Ketika Israel memperingatkan akan adanya invasi darat, dan memberikan waktu 24 jam kepada 1,1 juta warga Palestina untuk pindah dari bagian utara ke bagian selatan Jalur Gaza, pemerintahan Biden menggemakan seruan Israel untuk mengevakuasi warga Palestina ke “tempat aman” di Semenanjung Sinai Mesir melalui jalur Gaza. pembentukan “koridor kemanusiaan”.

Namun bagi warga Palestina yang telah lama menderita trauma karena pengungsian, “koridor kemanusiaan” adalah istilah Orwellian yang berarti pembersihan etnis dengan cara memukimkan kembali pengungsi Palestina di kota-kota tenda di Sinai Mesir.

Ketika rencana licik tersebut gagal mendapatkan dukungan di negara-negara Arab, Blinken mulai mendorong pengusiran warga Palestina di Jalur Gaza. Dia menyarankan untuk mengirim mereka ke “zona aman” khusus, sebuah penemuan Orwellian lain yang memungkinkan pengusiran mereka dari rumah mereka. Tak lama kemudian, penderitaan besar yang disebabkan oleh blokade penuh Israel mungkin akan mengirim ratusan ribu orang ke perbatasan, mencari makanan dan tempat tinggal, sehingga Mesir tidak punya pilihan selain menerima mereka.

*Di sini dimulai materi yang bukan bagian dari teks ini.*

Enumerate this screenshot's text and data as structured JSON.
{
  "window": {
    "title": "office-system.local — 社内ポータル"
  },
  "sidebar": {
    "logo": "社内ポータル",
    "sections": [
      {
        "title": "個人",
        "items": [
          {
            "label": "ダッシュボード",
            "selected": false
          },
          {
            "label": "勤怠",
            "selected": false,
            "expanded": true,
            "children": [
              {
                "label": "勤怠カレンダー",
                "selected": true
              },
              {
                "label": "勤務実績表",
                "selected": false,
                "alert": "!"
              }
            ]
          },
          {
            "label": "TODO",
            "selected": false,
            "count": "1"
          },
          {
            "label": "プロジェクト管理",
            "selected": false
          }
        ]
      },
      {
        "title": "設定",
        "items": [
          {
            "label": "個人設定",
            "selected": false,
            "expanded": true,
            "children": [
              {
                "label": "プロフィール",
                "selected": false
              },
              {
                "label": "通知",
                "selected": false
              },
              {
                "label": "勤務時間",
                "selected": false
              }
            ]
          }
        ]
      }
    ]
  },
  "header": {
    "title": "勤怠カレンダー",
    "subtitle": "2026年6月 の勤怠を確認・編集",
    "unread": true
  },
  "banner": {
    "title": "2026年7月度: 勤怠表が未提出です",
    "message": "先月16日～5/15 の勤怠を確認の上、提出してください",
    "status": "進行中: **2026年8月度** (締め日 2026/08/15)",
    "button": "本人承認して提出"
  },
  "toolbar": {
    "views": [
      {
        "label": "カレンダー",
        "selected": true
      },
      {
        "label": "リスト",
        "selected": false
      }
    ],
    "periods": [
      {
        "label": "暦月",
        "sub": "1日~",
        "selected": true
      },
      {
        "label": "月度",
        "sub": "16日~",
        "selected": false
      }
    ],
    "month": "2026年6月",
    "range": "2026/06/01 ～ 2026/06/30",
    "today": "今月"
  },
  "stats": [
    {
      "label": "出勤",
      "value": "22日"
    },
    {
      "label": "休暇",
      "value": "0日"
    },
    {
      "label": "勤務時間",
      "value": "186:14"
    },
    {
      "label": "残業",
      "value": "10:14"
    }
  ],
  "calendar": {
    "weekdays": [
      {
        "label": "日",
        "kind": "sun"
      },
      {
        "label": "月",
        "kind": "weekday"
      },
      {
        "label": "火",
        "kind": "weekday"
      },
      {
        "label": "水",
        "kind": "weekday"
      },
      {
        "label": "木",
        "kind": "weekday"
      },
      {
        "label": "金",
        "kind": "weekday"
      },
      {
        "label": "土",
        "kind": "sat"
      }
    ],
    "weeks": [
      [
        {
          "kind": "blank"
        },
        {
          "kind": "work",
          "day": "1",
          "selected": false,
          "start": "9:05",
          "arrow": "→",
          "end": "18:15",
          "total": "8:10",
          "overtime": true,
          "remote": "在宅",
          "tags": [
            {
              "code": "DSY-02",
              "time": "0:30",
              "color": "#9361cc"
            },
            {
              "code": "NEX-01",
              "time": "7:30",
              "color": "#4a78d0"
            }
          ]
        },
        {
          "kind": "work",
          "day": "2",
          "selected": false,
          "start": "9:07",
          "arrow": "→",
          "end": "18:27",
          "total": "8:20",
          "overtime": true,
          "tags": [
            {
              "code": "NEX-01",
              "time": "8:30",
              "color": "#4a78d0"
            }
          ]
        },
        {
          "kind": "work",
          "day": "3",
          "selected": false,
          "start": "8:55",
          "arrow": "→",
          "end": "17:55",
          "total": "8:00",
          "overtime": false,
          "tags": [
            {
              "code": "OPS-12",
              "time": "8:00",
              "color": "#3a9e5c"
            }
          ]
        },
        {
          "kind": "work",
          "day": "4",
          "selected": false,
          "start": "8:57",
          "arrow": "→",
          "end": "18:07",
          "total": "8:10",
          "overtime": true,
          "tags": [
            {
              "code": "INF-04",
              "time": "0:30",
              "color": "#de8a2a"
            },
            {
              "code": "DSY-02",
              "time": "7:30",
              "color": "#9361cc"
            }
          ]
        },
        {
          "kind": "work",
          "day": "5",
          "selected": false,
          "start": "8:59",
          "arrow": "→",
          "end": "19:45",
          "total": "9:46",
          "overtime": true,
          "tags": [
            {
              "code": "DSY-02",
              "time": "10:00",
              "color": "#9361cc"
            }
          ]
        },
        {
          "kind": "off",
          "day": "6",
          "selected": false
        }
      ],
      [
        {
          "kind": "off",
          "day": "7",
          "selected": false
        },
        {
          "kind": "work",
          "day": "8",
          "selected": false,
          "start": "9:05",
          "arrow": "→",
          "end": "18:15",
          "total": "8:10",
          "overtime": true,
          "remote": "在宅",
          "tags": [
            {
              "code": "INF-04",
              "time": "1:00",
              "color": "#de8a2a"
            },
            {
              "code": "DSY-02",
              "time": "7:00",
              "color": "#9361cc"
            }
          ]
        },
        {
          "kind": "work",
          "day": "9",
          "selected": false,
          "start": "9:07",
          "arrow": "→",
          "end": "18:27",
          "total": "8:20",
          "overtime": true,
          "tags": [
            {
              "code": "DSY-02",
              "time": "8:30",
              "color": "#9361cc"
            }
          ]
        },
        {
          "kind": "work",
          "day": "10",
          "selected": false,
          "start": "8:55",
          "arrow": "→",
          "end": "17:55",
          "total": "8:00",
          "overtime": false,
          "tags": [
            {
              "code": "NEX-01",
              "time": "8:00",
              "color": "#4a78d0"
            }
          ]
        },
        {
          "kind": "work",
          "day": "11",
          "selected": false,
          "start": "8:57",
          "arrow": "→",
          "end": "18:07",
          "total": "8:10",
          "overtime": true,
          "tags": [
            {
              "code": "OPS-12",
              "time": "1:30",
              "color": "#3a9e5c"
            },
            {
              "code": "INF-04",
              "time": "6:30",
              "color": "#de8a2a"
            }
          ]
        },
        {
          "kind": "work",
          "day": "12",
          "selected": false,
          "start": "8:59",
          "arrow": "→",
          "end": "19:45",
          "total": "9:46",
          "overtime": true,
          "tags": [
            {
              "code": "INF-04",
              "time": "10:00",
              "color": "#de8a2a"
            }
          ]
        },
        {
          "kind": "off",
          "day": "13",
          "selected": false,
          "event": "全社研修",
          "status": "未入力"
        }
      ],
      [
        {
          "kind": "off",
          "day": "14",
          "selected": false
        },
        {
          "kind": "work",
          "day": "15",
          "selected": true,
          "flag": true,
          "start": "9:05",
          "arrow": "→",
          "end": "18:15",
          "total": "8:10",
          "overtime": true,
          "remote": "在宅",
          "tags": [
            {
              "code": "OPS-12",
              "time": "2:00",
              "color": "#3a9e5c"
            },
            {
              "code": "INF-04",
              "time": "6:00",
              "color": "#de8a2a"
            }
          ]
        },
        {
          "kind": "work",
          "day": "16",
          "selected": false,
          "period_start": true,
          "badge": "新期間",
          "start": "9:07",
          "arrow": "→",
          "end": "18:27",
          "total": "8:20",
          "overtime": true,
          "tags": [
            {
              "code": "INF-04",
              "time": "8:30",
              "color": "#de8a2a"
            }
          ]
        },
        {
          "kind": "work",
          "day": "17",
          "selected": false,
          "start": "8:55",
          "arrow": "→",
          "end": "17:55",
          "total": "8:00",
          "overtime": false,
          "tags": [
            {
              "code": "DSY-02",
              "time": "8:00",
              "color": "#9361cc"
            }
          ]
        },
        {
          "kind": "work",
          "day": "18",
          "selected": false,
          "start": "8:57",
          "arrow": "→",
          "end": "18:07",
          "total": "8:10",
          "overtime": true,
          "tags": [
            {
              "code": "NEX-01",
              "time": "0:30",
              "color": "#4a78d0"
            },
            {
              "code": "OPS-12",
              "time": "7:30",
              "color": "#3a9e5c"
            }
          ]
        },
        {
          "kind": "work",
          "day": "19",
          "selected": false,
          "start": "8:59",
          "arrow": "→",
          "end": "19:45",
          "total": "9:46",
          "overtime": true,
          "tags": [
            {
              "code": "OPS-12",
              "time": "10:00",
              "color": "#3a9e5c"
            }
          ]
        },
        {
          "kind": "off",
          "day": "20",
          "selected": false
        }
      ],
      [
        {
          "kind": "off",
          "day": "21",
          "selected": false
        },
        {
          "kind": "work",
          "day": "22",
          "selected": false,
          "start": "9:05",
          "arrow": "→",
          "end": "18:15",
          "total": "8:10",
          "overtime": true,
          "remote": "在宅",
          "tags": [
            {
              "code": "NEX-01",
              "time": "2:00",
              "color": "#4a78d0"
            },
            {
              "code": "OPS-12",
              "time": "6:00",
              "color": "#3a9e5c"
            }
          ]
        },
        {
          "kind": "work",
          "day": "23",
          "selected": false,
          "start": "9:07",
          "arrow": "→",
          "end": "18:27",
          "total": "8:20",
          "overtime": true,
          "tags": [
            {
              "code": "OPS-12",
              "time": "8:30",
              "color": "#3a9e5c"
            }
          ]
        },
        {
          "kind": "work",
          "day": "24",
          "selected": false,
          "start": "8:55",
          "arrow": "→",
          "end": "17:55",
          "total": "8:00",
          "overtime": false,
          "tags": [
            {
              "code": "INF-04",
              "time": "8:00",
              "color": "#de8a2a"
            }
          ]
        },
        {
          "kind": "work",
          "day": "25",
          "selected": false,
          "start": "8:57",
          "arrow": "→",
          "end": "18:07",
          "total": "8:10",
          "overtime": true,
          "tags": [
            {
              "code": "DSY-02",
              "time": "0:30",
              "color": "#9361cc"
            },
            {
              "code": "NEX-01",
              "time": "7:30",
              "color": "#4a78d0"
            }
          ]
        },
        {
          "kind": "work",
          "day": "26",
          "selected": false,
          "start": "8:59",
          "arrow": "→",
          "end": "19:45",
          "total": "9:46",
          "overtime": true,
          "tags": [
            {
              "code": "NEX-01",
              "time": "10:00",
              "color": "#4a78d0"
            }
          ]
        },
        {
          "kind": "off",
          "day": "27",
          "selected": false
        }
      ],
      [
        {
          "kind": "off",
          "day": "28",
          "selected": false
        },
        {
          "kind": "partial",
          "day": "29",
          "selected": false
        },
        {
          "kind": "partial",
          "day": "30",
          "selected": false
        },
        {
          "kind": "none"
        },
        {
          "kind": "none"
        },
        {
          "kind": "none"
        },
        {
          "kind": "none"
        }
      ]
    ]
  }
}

Jelas khawatir, Presiden Mesir Abdel Fatah el-Sisi menguliahi Menteri Luar Negeri AS selama pertemuan mereka di Kairo tentang realitas Timur Tengah di depan media, dan mengatakan kepadanya bahwa respons militer Israel melampaui hak untuk membela diri. dan memperingatkan bahwa penghapusan masalah Palestina dengan mengorbankan negara-negara tetangga akan berdampak di seluruh Timur Tengah.

Anehnya, ketika AS menawarkan dukungan tanpa syarat kepada Israel, tidak ada tanda-tanda bahwa AS mengetahui rahasia rencana perang spesifiknya, atau tujuan akhirnya. Oleh karena itu, Presiden Joe Biden menasihati Israel dalam wawancara yang direkam sebelumnya pada hari Minggu untuk menentang “pendudukan baru di Gaza”, dan memperingatkan bahwa hal itu akan menjadi “kesalahan besar”.

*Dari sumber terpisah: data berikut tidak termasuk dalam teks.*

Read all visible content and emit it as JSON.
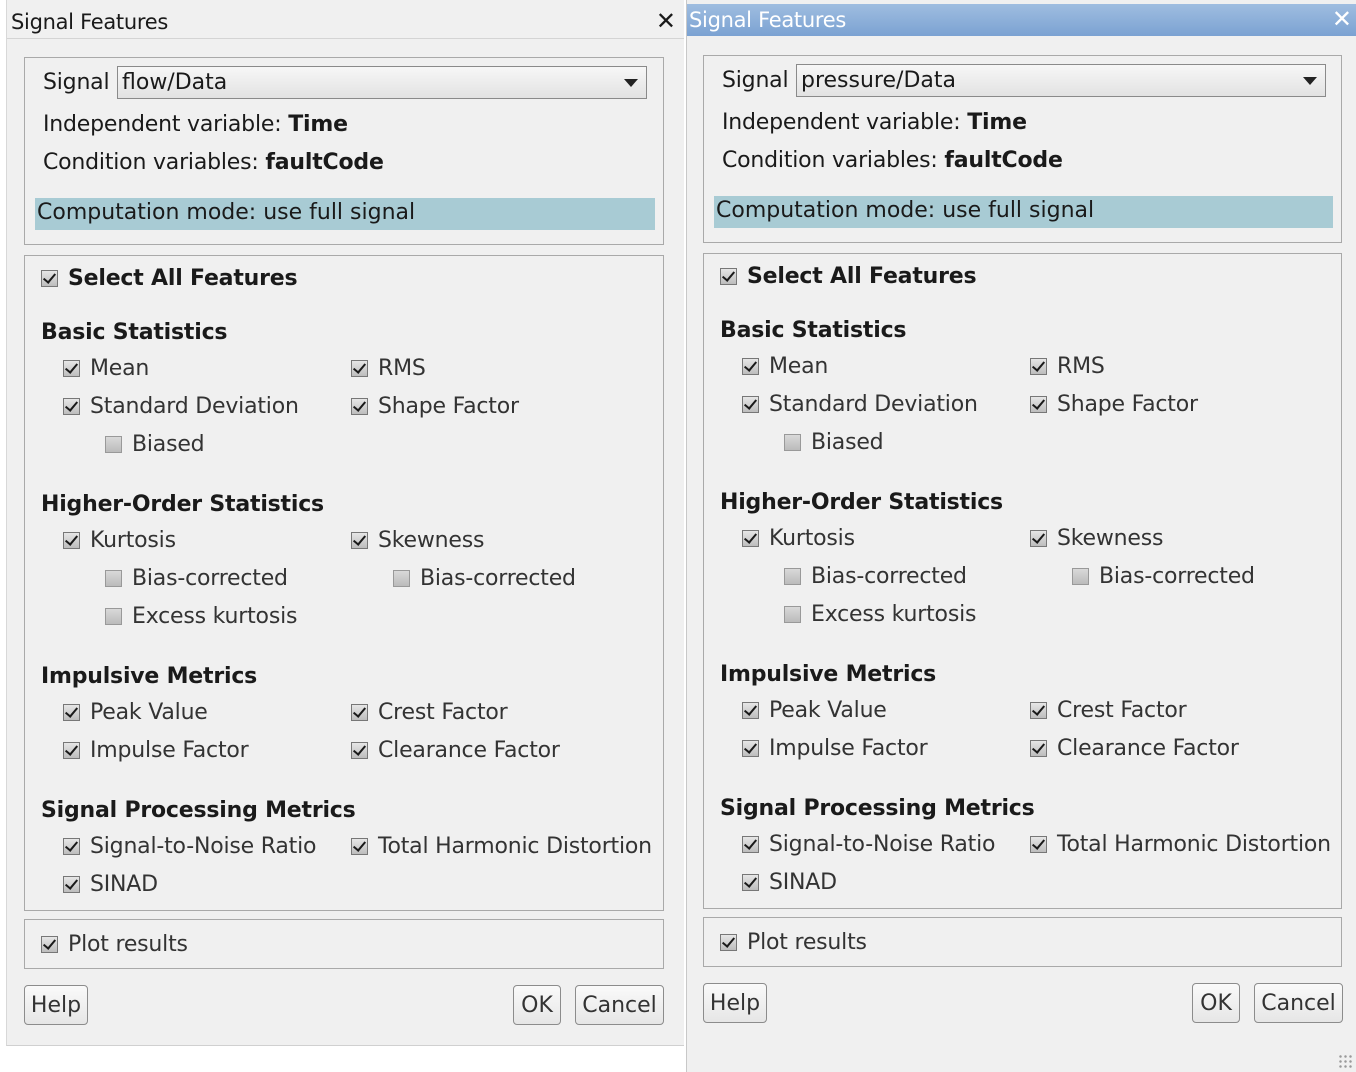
{
  "dialogs": [
    {
      "title": "Signal Features",
      "close_glyph": "✕",
      "signal_label": "Signal",
      "signal_value": "flow/Data",
      "independent_label": "Independent variable: ",
      "independent_value": "Time",
      "condition_label": "Condition variables: ",
      "condition_value": "faultCode",
      "computation_mode": "Computation mode: use full signal",
      "select_all": {
        "label": "Select All Features",
        "checked": true
      },
      "basic": {
        "heading": "Basic Statistics",
        "mean": {
          "label": "Mean",
          "checked": true
        },
        "rms": {
          "label": "RMS",
          "checked": true
        },
        "std": {
          "label": "Standard Deviation",
          "checked": true
        },
        "shape": {
          "label": "Shape Factor",
          "checked": true
        },
        "biased": {
          "label": "Biased",
          "checked": false
        }
      },
      "higher": {
        "heading": "Higher-Order Statistics",
        "kurtosis": {
          "label": "Kurtosis",
          "checked": true
        },
        "skewness": {
          "label": "Skewness",
          "checked": true
        },
        "kurt_bias": {
          "label": "Bias-corrected",
          "checked": false
        },
        "skew_bias": {
          "label": "Bias-corrected",
          "checked": false
        },
        "excess": {
          "label": "Excess kurtosis",
          "checked": false
        }
      },
      "impulsive": {
        "heading": "Impulsive Metrics",
        "peak": {
          "label": "Peak Value",
          "checked": true
        },
        "crest": {
          "label": "Crest Factor",
          "checked": true
        },
        "impulse": {
          "label": "Impulse Factor",
          "checked": true
        },
        "clearance": {
          "label": "Clearance Factor",
          "checked": true
        }
      },
      "processing": {
        "heading": "Signal Processing Metrics",
        "snr": {
          "label": "Signal-to-Noise Ratio",
          "checked": true
        },
        "thd": {
          "label": "Total Harmonic Distortion",
          "checked": true
        },
        "sinad": {
          "label": "SINAD",
          "checked": true
        }
      },
      "plot_results": {
        "label": "Plot results",
        "checked": true
      },
      "buttons": {
        "help": "Help",
        "ok": "OK",
        "cancel": "Cancel"
      }
    },
    {
      "title": "Signal Features",
      "close_glyph": "✕",
      "signal_label": "Signal",
      "signal_value": "pressure/Data",
      "independent_label": "Independent variable: ",
      "independent_value": "Time",
      "condition_label": "Condition variables: ",
      "condition_value": "faultCode",
      "computation_mode": "Computation mode: use full signal",
      "select_all": {
        "label": "Select All Features",
        "checked": true
      },
      "basic": {
        "heading": "Basic Statistics",
        "mean": {
          "label": "Mean",
          "checked": true
        },
        "rms": {
          "label": "RMS",
          "checked": true
        },
        "std": {
          "label": "Standard Deviation",
          "checked": true
        },
        "shape": {
          "label": "Shape Factor",
          "checked": true
        },
        "biased": {
          "label": "Biased",
          "checked": false
        }
      },
      "higher": {
        "heading": "Higher-Order Statistics",
        "kurtosis": {
          "label": "Kurtosis",
          "checked": true
        },
        "skewness": {
          "label": "Skewness",
          "checked": true
        },
        "kurt_bias": {
          "label": "Bias-corrected",
          "checked": false
        },
        "skew_bias": {
          "label": "Bias-corrected",
          "checked": false
        },
        "excess": {
          "label": "Excess kurtosis",
          "checked": false
        }
      },
      "impulsive": {
        "heading": "Impulsive Metrics",
        "peak": {
          "label": "Peak Value",
          "checked": true
        },
        "crest": {
          "label": "Crest Factor",
          "checked": true
        },
        "impulse": {
          "label": "Impulse Factor",
          "checked": true
        },
        "clearance": {
          "label": "Clearance Factor",
          "checked": true
        }
      },
      "processing": {
        "heading": "Signal Processing Metrics",
        "snr": {
          "label": "Signal-to-Noise Ratio",
          "checked": true
        },
        "thd": {
          "label": "Total Harmonic Distortion",
          "checked": true
        },
        "sinad": {
          "label": "SINAD",
          "checked": true
        }
      },
      "plot_results": {
        "label": "Plot results",
        "checked": true
      },
      "buttons": {
        "help": "Help",
        "ok": "OK",
        "cancel": "Cancel"
      }
    }
  ],
  "colors": {
    "mode_bar": "#a8cbd4",
    "active_title_bar": "#86aad6"
  }
}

Namun, alih-alih menyerukan deeskalasi dan gencatan senjata, pemerintahan Biden justru dengan ceroboh membuka jalan bagi “Nakba” – atau bencana – Palestina yang kedua atas nama menghancurkan Hamas, yang semuanya ditakdirkan untuk menyebabkan ketidakstabilan regional yang lebih besar. , kekerasan dan permusuhan terhadap AS sebagai pemicu kejahatan perang Israel.

Saat Blinken berkeliling Timur Tengah, Menteri Luar Negeri Iran Hossein Amirabdollahian juga mengunjungi sejumlah ibu kota Arab. Tidak terpengaruh oleh ancaman AS, ia meminta Israel untuk menghentikan serangannya terhadap Gaza dan memperingatkan bahwa perang dapat meluas ke wilayah lain di Timur Tengah jika Hizbullah ikut serta dalam pertempuran tersebut, dan hal itu akan membuat Israel menderita “gempa bumi yang sangat besar”. Hizbullah dan Israel sudah bentrok di sekitar perbatasan Lebanon.

Setelah puluhan tahun mengalami kegagalan besar di Timur Tengah, baik di tingkat strategis maupun diplomatis, kalah perang dan gagal menengahi perdamaian, AS nampaknya kecanduan kekacauan di Timur Tengah. Peningkatan angkatan laut AS berisiko menimbulkan konflik regional lainnya dan menyeret Amerika ke dalam perang Timur Tengah lainnya, meskipun Biden berkomitmen untuk mengakhiri perang selamanya.

Jika AS harus ikut campur langsung dalam urusan regional, biarlah itu demi perdamaian dan keadilan, bukan perang dan genosida, yang dimulai di Gaza, Palestina.